Checkpoint 300 (Palestinian side),
At arrival at 4:00 am, the checkpoint is already completely packed. Men are climbing on the steel bars and the line has reached the parking lot. We hear the humanitarian line is closed and that the soldiers present are ignoring the pleas of a few women who are trying to pass. We walk to the exit line – which has been functioning as the humanitarian line for a few years – and see a large group waiting. We call out to the soldier and private security guard to open the door for the women waiting there, but we are ignored. One of the women tries to get their attention by banging her keys against the steel door. As a response, the private security guard walks up to the steel door and angrily points his finger, threatening her and us. When we again ask him to talk to us, to open the door, he turns around and walks away. He did not say one word. After calling the humanitarian hotline several times, we are told that the humanitarian line will open at 5:30 and that there is nothing that can be done.

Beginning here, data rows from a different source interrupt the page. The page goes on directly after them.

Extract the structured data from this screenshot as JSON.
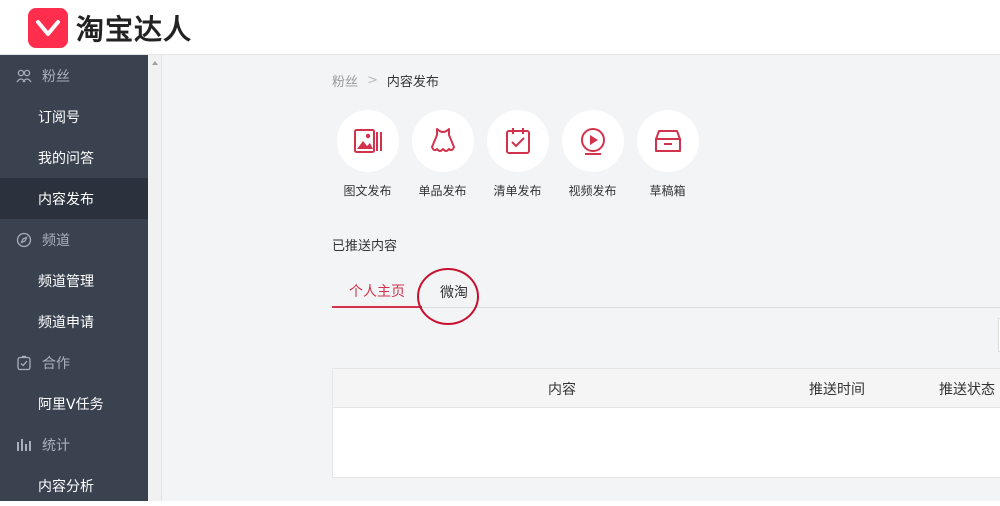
{
  "header": {
    "logo_text": "淘宝达人",
    "brand_color": "#ff2e4d"
  },
  "sidebar": {
    "groups": [
      {
        "label": "粉丝",
        "icon": "fans-icon",
        "items": [
          {
            "label": "订阅号",
            "active": false
          },
          {
            "label": "我的问答",
            "active": false
          },
          {
            "label": "内容发布",
            "active": true
          }
        ]
      },
      {
        "label": "频道",
        "icon": "compass-icon",
        "items": [
          {
            "label": "频道管理",
            "active": false
          },
          {
            "label": "频道申请",
            "active": false
          }
        ]
      },
      {
        "label": "合作",
        "icon": "clipboard-check-icon",
        "items": [
          {
            "label": "阿里V任务",
            "active": false
          }
        ]
      },
      {
        "label": "统计",
        "icon": "bar-chart-icon",
        "items": [
          {
            "label": "内容分析",
            "active": false
          }
        ]
      }
    ]
  },
  "breadcrumb": {
    "parent": "粉丝",
    "separator": ">",
    "current": "内容发布"
  },
  "publish": {
    "items": [
      {
        "label": "图文发布",
        "icon": "image-text-icon"
      },
      {
        "label": "单品发布",
        "icon": "dress-icon"
      },
      {
        "label": "清单发布",
        "icon": "checklist-icon"
      },
      {
        "label": "视频发布",
        "icon": "video-play-icon"
      },
      {
        "label": "草稿箱",
        "icon": "drafts-box-icon"
      }
    ],
    "accent": "#d2334c"
  },
  "pushed": {
    "title": "已推送内容",
    "tabs": [
      {
        "label": "个人主页",
        "active": true
      },
      {
        "label": "微淘",
        "active": false
      }
    ],
    "columns": [
      "内容",
      "推送时间",
      "推送状态"
    ],
    "annotation_color": "#c8102e"
  }
}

The chaotic atmosphere creates a lot of panic and desperation. People are looking at us to help them, but we explain that we have been trying everything we know and we cannot do anything else. At 5:30, an officer indeed arrives and lets the women pass. After that, he alternately opens the door of the humanitarian line (not the turnstile but the door located next to it) or the door of the main line (again, not the turnstile but the door located next to the turnstile). While this means that a large group of people can rush through quickly, it also means the line is not moving for about 15-20 minutes before the door is opened again. This causes a lot of pressure on line, with people waiting being pushed against the steel bars and walls.
When we leave at 6:30, the humanitarian line is functioning as required, with women and the elderly being let through. There is still a long line of men waiting in the main line. Due to the crowds, we were unable to get inside the main building and could only observe the workings of the checkpoint on the Bethlehem side. The waiting time was also difficult to assess, but it must have been at least an hour to get inside the main building, where, of course, more lines awaited the Palestinians.